Hyperparameters would be the number of trees $B$ and the number of features to use for each tree $m < p$.
Procedure
Bootstrap Sampling
- Generate $B$ bootstrap samples from the original data set: $Z^{*b}$.
Tree Building
- Train a decision tree on each of the $B$ bootstrap samples
When training each tree, for every split, randomly select $m < p$ candidate features from the total $p$ features.
Usually $m \approx \sqrt{p}$.
These candidates are newly selected for each split.
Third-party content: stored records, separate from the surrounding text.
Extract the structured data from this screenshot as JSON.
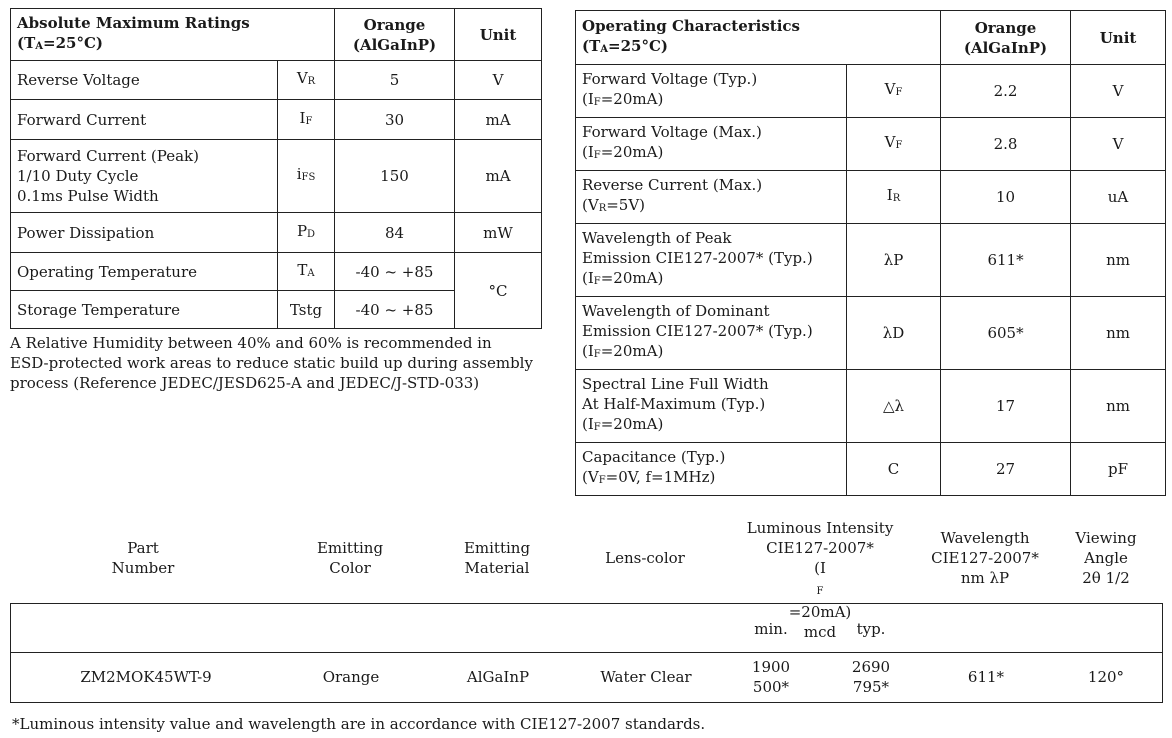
{
  "absolute_max": {
    "header": {
      "title": "Absolute Maximum Ratings",
      "cond_prefix": "(T",
      "cond_sub": "A",
      "cond_suffix": "=25°C)",
      "col_orange": "Orange",
      "col_material": "(AlGaInP)",
      "col_unit": "Unit"
    },
    "rows": [
      {
        "param_lines": [
          "Reverse Voltage"
        ],
        "sym": "V",
        "sym_sub": "R",
        "value": "5",
        "unit": "V"
      },
      {
        "param_lines": [
          "Forward Current"
        ],
        "sym": "I",
        "sym_sub": "F",
        "value": "30",
        "unit": "mA"
      },
      {
        "param_lines": [
          "Forward Current (Peak)",
          "1/10 Duty Cycle",
          "0.1ms Pulse Width"
        ],
        "sym": "i",
        "sym_sub": "FS",
        "value": "150",
        "unit": "mA"
      },
      {
        "param_lines": [
          "Power Dissipation"
        ],
        "sym": "P",
        "sym_sub": "D",
        "value": "84",
        "unit": "mW"
      },
      {
        "param_lines": [
          "Operating Temperature"
        ],
        "sym": "T",
        "sym_sub": "A",
        "value": "-40 ~ +85",
        "unit": "°C"
      },
      {
        "param_lines": [
          "Storage Temperature"
        ],
        "sym": "Tstg",
        "sym_sub": "",
        "value": "-40 ~ +85"
      }
    ]
  },
  "note": {
    "lines": [
      "A Relative Humidity between 40% and 60% is recommended in",
      "ESD-protected work areas to reduce static build up during assembly",
      "process (Reference JEDEC/JESD625-A and JEDEC/J-STD-033)"
    ]
  },
  "operating": {
    "header": {
      "title": "Operating Characteristics",
      "cond_prefix": "(T",
      "cond_sub": "A",
      "cond_suffix": "=25°C)",
      "col_orange": "Orange",
      "col_material": "(AlGaInP)",
      "col_unit": "Unit"
    },
    "rows": [
      {
        "lines": [
          "Forward Voltage (Typ.)"
        ],
        "cond": {
          "p": "(I",
          "s": "F",
          "t": "=20mA)"
        },
        "sym": "V",
        "sym_sub": "F",
        "value": "2.2",
        "unit": "V"
      },
      {
        "lines": [
          "Forward Voltage (Max.)"
        ],
        "cond": {
          "p": "(I",
          "s": "F",
          "t": "=20mA)"
        },
        "sym": "V",
        "sym_sub": "F",
        "value": "2.8",
        "unit": "V"
      },
      {
        "lines": [
          "Reverse Current (Max.)"
        ],
        "cond": {
          "p": "(V",
          "s": "R",
          "t": "=5V)"
        },
        "sym": "I",
        "sym_sub": "R",
        "value": "10",
        "unit": "uA"
      },
      {
        "lines": [
          "Wavelength of Peak",
          "Emission  CIE127-2007* (Typ.)"
        ],
        "cond": {
          "p": "(I",
          "s": "F",
          "t": "=20mA)"
        },
        "sym": "λP",
        "sym_sub": "",
        "value": "611*",
        "unit": "nm"
      },
      {
        "lines": [
          "Wavelength of Dominant",
          "Emission  CIE127-2007* (Typ.)"
        ],
        "cond": {
          "p": "(I",
          "s": "F",
          "t": "=20mA)"
        },
        "sym": "λD",
        "sym_sub": "",
        "value": "605*",
        "unit": "nm"
      },
      {
        "lines": [
          "Spectral Line Full Width",
          "At Half-Maximum (Typ.)"
        ],
        "cond": {
          "p": "(I",
          "s": "F",
          "t": "=20mA)"
        },
        "sym": "△λ",
        "sym_sub": "",
        "value": "17",
        "unit": "nm"
      },
      {
        "lines": [
          "Capacitance (Typ.)"
        ],
        "cond": {
          "p": "(V",
          "s": "F",
          "t": "=0V, f=1MHz)"
        },
        "sym": "C",
        "sym_sub": "",
        "value": "27",
        "unit": "pF"
      }
    ]
  },
  "part_table": {
    "headers": {
      "part": [
        "Part",
        "Number"
      ],
      "color": [
        "Emitting",
        "Color"
      ],
      "material": [
        "Emitting",
        "Material"
      ],
      "lens": [
        "Lens-color"
      ],
      "lum_line1": "Luminous Intensity",
      "lum_line2": "CIE127-2007*",
      "lum_cond_p": "(I",
      "lum_cond_s": "F",
      "lum_cond_t": "=20mA)",
      "lum_unit": "mcd",
      "wave": [
        "Wavelength",
        "CIE127-2007*",
        "nm λP"
      ],
      "view": [
        "Viewing",
        "Angle",
        "2θ 1/2"
      ]
    },
    "sub_headers": {
      "min": "min.",
      "typ": "typ."
    },
    "row": {
      "part": "ZM2MOK45WT-9",
      "color": "Orange",
      "material": "AlGaInP",
      "lens": "Water Clear",
      "min": [
        "1900",
        "500*"
      ],
      "typ": [
        "2690",
        "795*"
      ],
      "wave": "611*",
      "view": "120°"
    }
  },
  "footnote": "*Luminous intensity value and wavelength are in accordance with CIE127-2007 standards."
}
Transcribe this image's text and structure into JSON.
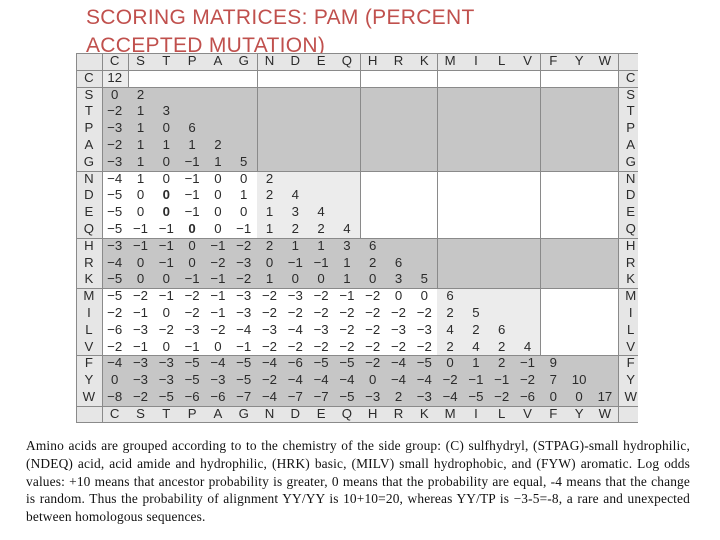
{
  "title": {
    "line1": "SCORING MATRICES: PAM (PERCENT",
    "line2": "ACCEPTED  MUTATION)"
  },
  "matrix": {
    "amino_acids": [
      "C",
      "S",
      "T",
      "P",
      "A",
      "G",
      "N",
      "D",
      "E",
      "Q",
      "H",
      "R",
      "K",
      "M",
      "I",
      "L",
      "V",
      "F",
      "Y",
      "W"
    ],
    "group_sizes": [
      1,
      5,
      4,
      3,
      4,
      3
    ],
    "rows": [
      [
        "12"
      ],
      [
        "0",
        "2"
      ],
      [
        "−2",
        "1",
        "3"
      ],
      [
        "−3",
        "1",
        "0",
        "6"
      ],
      [
        "−2",
        "1",
        "1",
        "1",
        "2"
      ],
      [
        "−3",
        "1",
        "0",
        "−1",
        "1",
        "5"
      ],
      [
        "−4",
        "1",
        "0",
        "−1",
        "0",
        "0",
        "2"
      ],
      [
        "−5",
        "0",
        "0",
        "−1",
        "0",
        "1",
        "2",
        "4"
      ],
      [
        "−5",
        "0",
        "0",
        "−1",
        "0",
        "0",
        "1",
        "3",
        "4"
      ],
      [
        "−5",
        "−1",
        "−1",
        "0",
        "0",
        "−1",
        "1",
        "2",
        "2",
        "4"
      ],
      [
        "−3",
        "−1",
        "−1",
        "0",
        "−1",
        "−2",
        "2",
        "1",
        "1",
        "3",
        "6"
      ],
      [
        "−4",
        "0",
        "−1",
        "0",
        "−2",
        "−3",
        "0",
        "−1",
        "−1",
        "1",
        "2",
        "6"
      ],
      [
        "−5",
        "0",
        "0",
        "−1",
        "−1",
        "−2",
        "1",
        "0",
        "0",
        "1",
        "0",
        "3",
        "5"
      ],
      [
        "−5",
        "−2",
        "−1",
        "−2",
        "−1",
        "−3",
        "−2",
        "−3",
        "−2",
        "−1",
        "−2",
        "0",
        "0",
        "6"
      ],
      [
        "−2",
        "−1",
        "0",
        "−2",
        "−1",
        "−3",
        "−2",
        "−2",
        "−2",
        "−2",
        "−2",
        "−2",
        "−2",
        "2",
        "5"
      ],
      [
        "−6",
        "−3",
        "−2",
        "−3",
        "−2",
        "−4",
        "−3",
        "−4",
        "−3",
        "−2",
        "−2",
        "−3",
        "−3",
        "4",
        "2",
        "6"
      ],
      [
        "−2",
        "−1",
        "0",
        "−1",
        "0",
        "−1",
        "−2",
        "−2",
        "−2",
        "−2",
        "−2",
        "−2",
        "−2",
        "2",
        "4",
        "2",
        "4"
      ],
      [
        "−4",
        "−3",
        "−3",
        "−5",
        "−4",
        "−5",
        "−4",
        "−6",
        "−5",
        "−5",
        "−2",
        "−4",
        "−5",
        "0",
        "1",
        "2",
        "−1",
        "9"
      ],
      [
        "0",
        "−3",
        "−3",
        "−5",
        "−3",
        "−5",
        "−2",
        "−4",
        "−4",
        "−4",
        "0",
        "−4",
        "−4",
        "−2",
        "−1",
        "−1",
        "−2",
        "7",
        "10"
      ],
      [
        "−8",
        "−2",
        "−5",
        "−6",
        "−6",
        "−7",
        "−4",
        "−7",
        "−7",
        "−5",
        "−3",
        "2",
        "−3",
        "−4",
        "−5",
        "−2",
        "−6",
        "0",
        "0",
        "17"
      ]
    ],
    "bold_cells": [
      [
        7,
        2
      ],
      [
        8,
        2
      ],
      [
        9,
        3
      ]
    ],
    "colors": {
      "diag_light": "#ececec",
      "row_band_dark": "#c6c6c6",
      "header": "#e6e6e6",
      "grid_line": "#8a8a8a",
      "text": "#2b2b2b"
    }
  },
  "caption": {
    "text": "Amino acids are grouped according to to the chemistry of the side group: (C) sulfhydryl, (STPAG)-small hydrophilic, (NDEQ) acid, acid amide and hydrophilic, (HRK) basic, (MILV) small hydrophobic, and (FYW) aromatic. Log odds values: +10 means that ancestor probability is greater, 0 means that the probability are equal, -4 means that the change is random. Thus the probability of alignment YY/YY is 10+10=20, whereas YY/TP is −3-5=-8, a rare and unexpected between homologous sequences."
  }
}
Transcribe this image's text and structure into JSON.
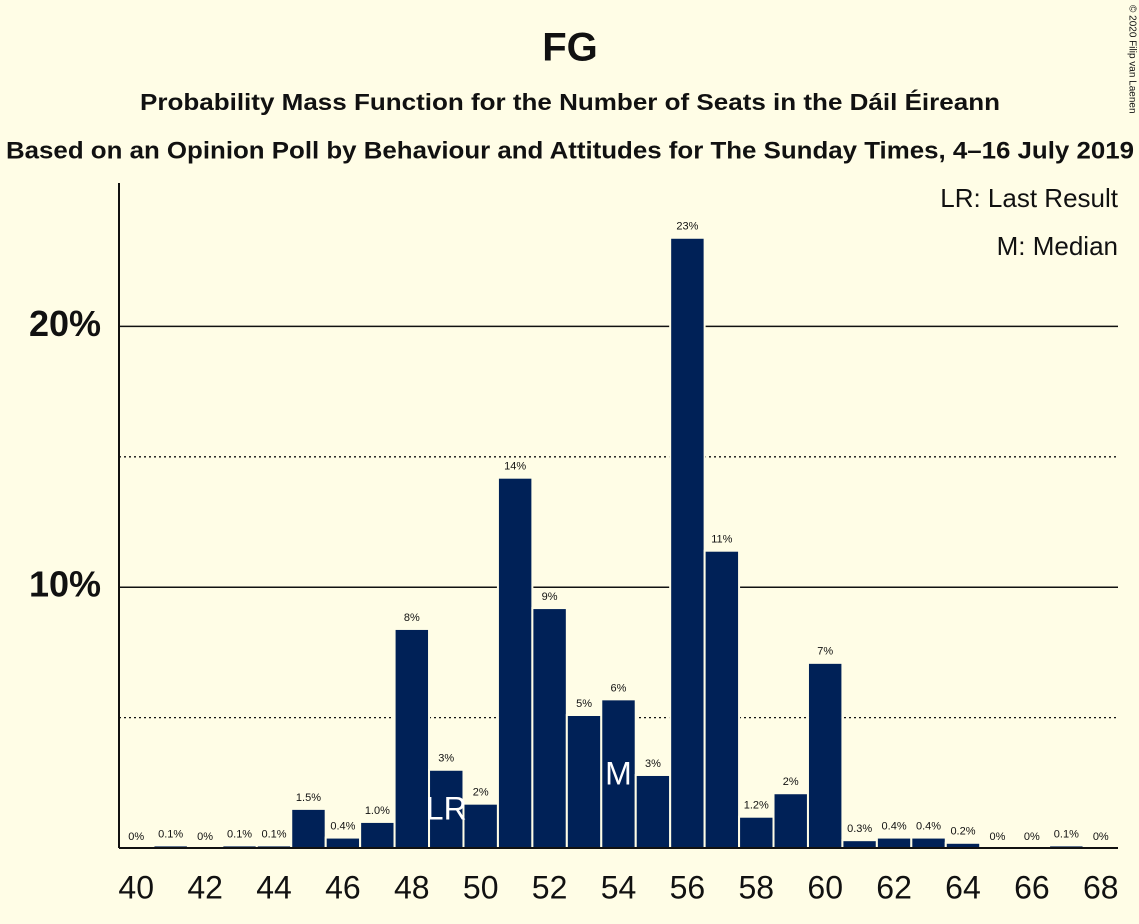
{
  "chart_data": {
    "type": "bar",
    "title": "FG",
    "subtitle": "Probability Mass Function for the Number of Seats in the Dáil Éireann",
    "subtitle2": "Based on an Opinion Poll by Behaviour and Attitudes for The Sunday Times, 4–16 July 2019",
    "copyright": "© 2020 Filip van Laenen",
    "x": [
      40,
      41,
      42,
      43,
      44,
      45,
      46,
      47,
      48,
      49,
      50,
      51,
      52,
      53,
      54,
      55,
      56,
      57,
      58,
      59,
      60,
      61,
      62,
      63,
      64,
      65,
      66,
      67,
      68
    ],
    "values": [
      0,
      0.1,
      0,
      0.1,
      0.1,
      1.5,
      0.4,
      1.0,
      8.4,
      3.0,
      1.7,
      14.2,
      9.2,
      5.1,
      5.7,
      2.8,
      23.4,
      11.4,
      1.2,
      2.1,
      7.1,
      0.3,
      0.4,
      0.4,
      0.2,
      0,
      0,
      0.1,
      0
    ],
    "value_labels": [
      "0%",
      "0.1%",
      "0%",
      "0.1%",
      "0.1%",
      "1.5%",
      "0.4%",
      "1.0%",
      "8%",
      "3%",
      "2%",
      "14%",
      "9%",
      "5%",
      "6%",
      "3%",
      "23%",
      "11%",
      "1.2%",
      "2%",
      "7%",
      "0.3%",
      "0.4%",
      "0.4%",
      "0.2%",
      "0%",
      "0%",
      "0.1%",
      "0%"
    ],
    "color": "#002157",
    "xlim": [
      39.5,
      68.5
    ],
    "xticks": [
      40,
      42,
      44,
      46,
      48,
      50,
      52,
      54,
      56,
      58,
      60,
      62,
      64,
      66,
      68
    ],
    "ylim": [
      0,
      25.5
    ],
    "yticks": [
      {
        "value": 10,
        "label": "10%"
      },
      {
        "value": 20,
        "label": "20%"
      }
    ],
    "minor_yticks": [
      5,
      15
    ],
    "grid": true,
    "markers": [
      {
        "x": 49,
        "label": "LR"
      },
      {
        "x": 54,
        "label": "M"
      }
    ],
    "legend": [
      "LR: Last Result",
      "M: Median"
    ],
    "legend_position": "upper right"
  }
}
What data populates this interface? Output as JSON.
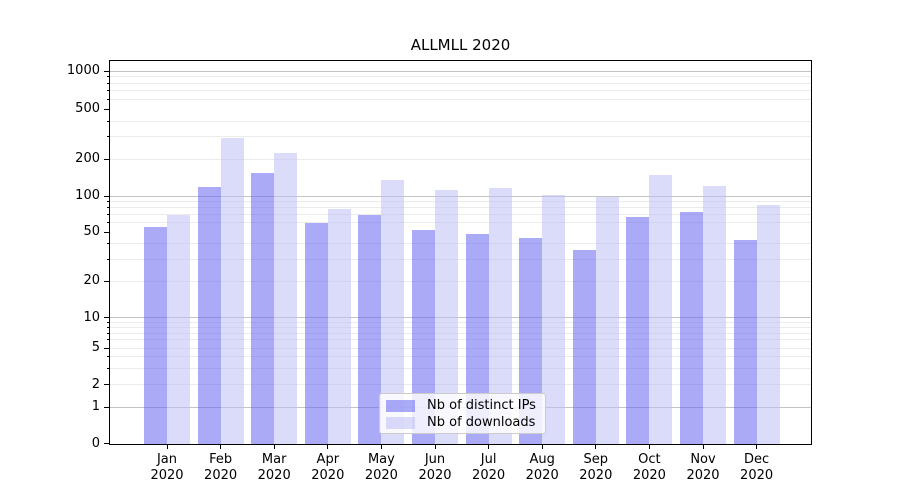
{
  "title": "ALLMLL 2020",
  "chart_data": {
    "type": "bar",
    "title": "ALLMLL 2020",
    "categories": [
      "Jan",
      "Feb",
      "Mar",
      "Apr",
      "May",
      "Jun",
      "Jul",
      "Aug",
      "Sep",
      "Oct",
      "Nov",
      "Dec"
    ],
    "category_year": "2020",
    "series": [
      {
        "name": "Nb of distinct IPs",
        "color": "#a7a7f5",
        "rgba": "rgba(100,100,240,0.55)",
        "values": [
          55,
          118,
          155,
          60,
          69,
          52,
          48,
          45,
          36,
          67,
          74,
          43
        ]
      },
      {
        "name": "Nb of downloads",
        "color": "#dbdbf9",
        "rgba": "rgba(190,190,245,0.55)",
        "values": [
          70,
          294,
          222,
          78,
          135,
          112,
          116,
          101,
          99,
          148,
          120,
          84
        ]
      }
    ],
    "yscale": "symlog",
    "yticks": [
      0,
      1,
      2,
      5,
      10,
      20,
      50,
      100,
      200,
      500,
      1000
    ],
    "ylim": [
      0,
      1200
    ],
    "xlabel": "",
    "ylabel": "",
    "grid": true,
    "grid_over_bars": true,
    "legend_position": "lower center",
    "colors": {
      "major_gridline": "#c3c3c3",
      "minor_gridline": "#ebebeb",
      "axis": "#000000",
      "background": "#ffffff"
    }
  }
}
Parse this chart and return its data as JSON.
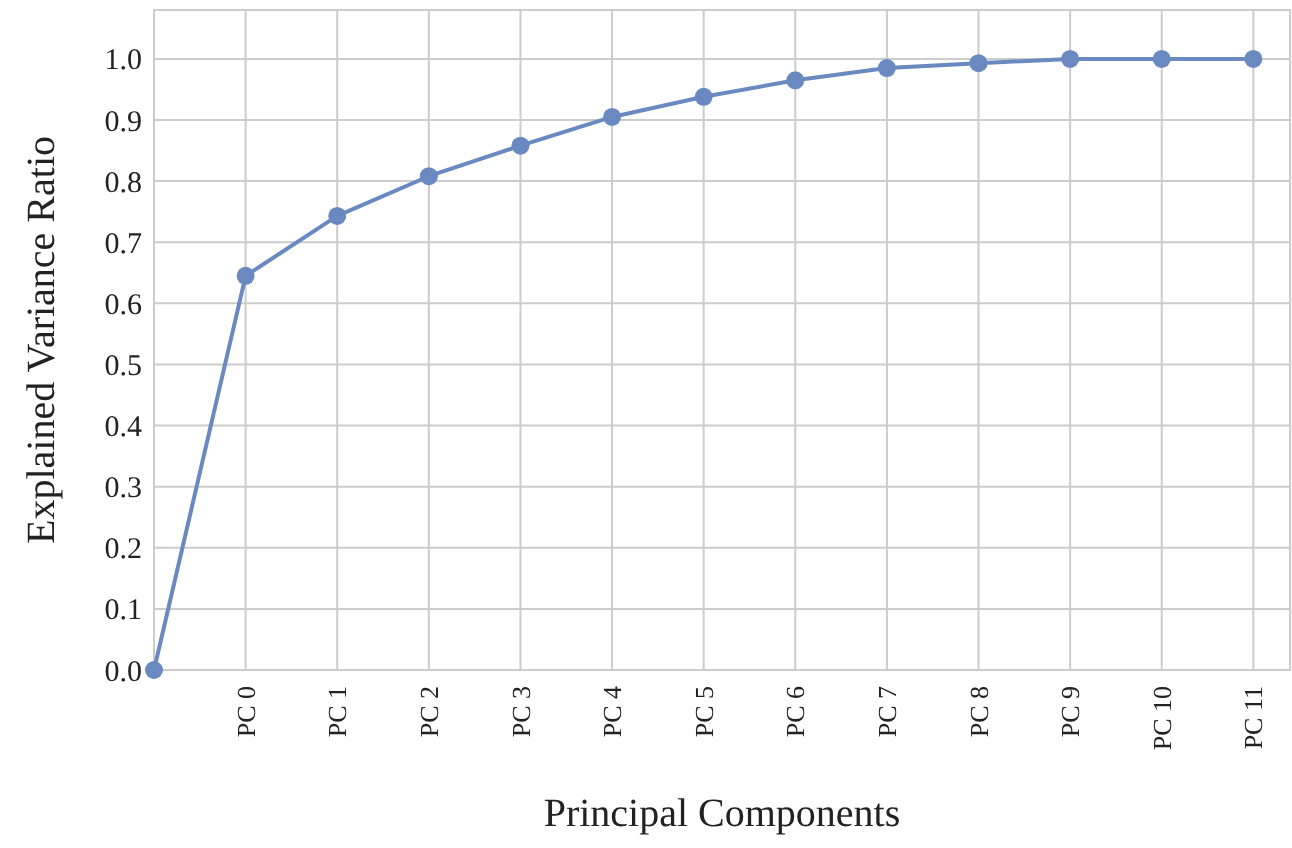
{
  "chart_data": {
    "type": "line",
    "xlabel": "Principal Components",
    "ylabel": "Explained Variance Ratio",
    "categories": [
      null,
      "PC 0",
      "PC 1",
      "PC 2",
      "PC 3",
      "PC 4",
      "PC 5",
      "PC 6",
      "PC 7",
      "PC 8",
      "PC 9",
      "PC 10",
      "PC 11"
    ],
    "series": [
      {
        "color": "#6a89c1",
        "values": [
          0,
          0.645,
          0.743,
          0.808,
          0.858,
          0.905,
          0.938,
          0.965,
          0.985,
          0.993,
          1.0,
          1.0,
          1.0
        ]
      }
    ],
    "ylim": [
      0,
      1.08
    ],
    "yticks": [
      {
        "value": 0,
        "label": "0.0"
      },
      {
        "value": 0.1,
        "label": "0.1"
      },
      {
        "value": 0.2,
        "label": "0.2"
      },
      {
        "value": 0.3,
        "label": "0.3"
      },
      {
        "value": 0.4,
        "label": "0.4"
      },
      {
        "value": 0.5,
        "label": "0.5"
      },
      {
        "value": 0.6,
        "label": "0.6"
      },
      {
        "value": 0.7,
        "label": "0.7"
      },
      {
        "value": 0.8,
        "label": "0.8"
      },
      {
        "value": 0.9,
        "label": "0.9"
      },
      {
        "value": 1.0,
        "label": "1.0"
      }
    ],
    "grid": true,
    "marker": "circle",
    "line_style": "solid"
  }
}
This is why there is not much of a accuracy drop compared to when we select from the full $p$.
- Select the (greedy) best split from the $m$ features.
Pruning is unnecessary in random forests, because bagging and random subspacing already mitigate overfitting.
Aggregating
Prediction is averaged over the $B$ trees.
Measuring the Importance of Predictors
In regular decision trees, we can measure the importance of predictors by the order in which they are selected for splitting.
But in random forests or bagged trees (one with no random subspacing), we don’t have an explicit tree, we just know the average prediction.
When training each tree, we greedily minimize either RSS for regression or Gini impurity (entropy, etc.) for classification on each split.
For each predictor, when we branch on it, we keep a sum of the decrease in RSS or Gini impurity resulting from that split.
Then we average over all $B$ trees to get the importance of each predictor.
FYI, you cannot do this for boosted trees.
Drawbacks
- We lose interpretability, which is a strength of decision trees.
- Obviously, it’s computationally expensive.
- But not really a problem these days.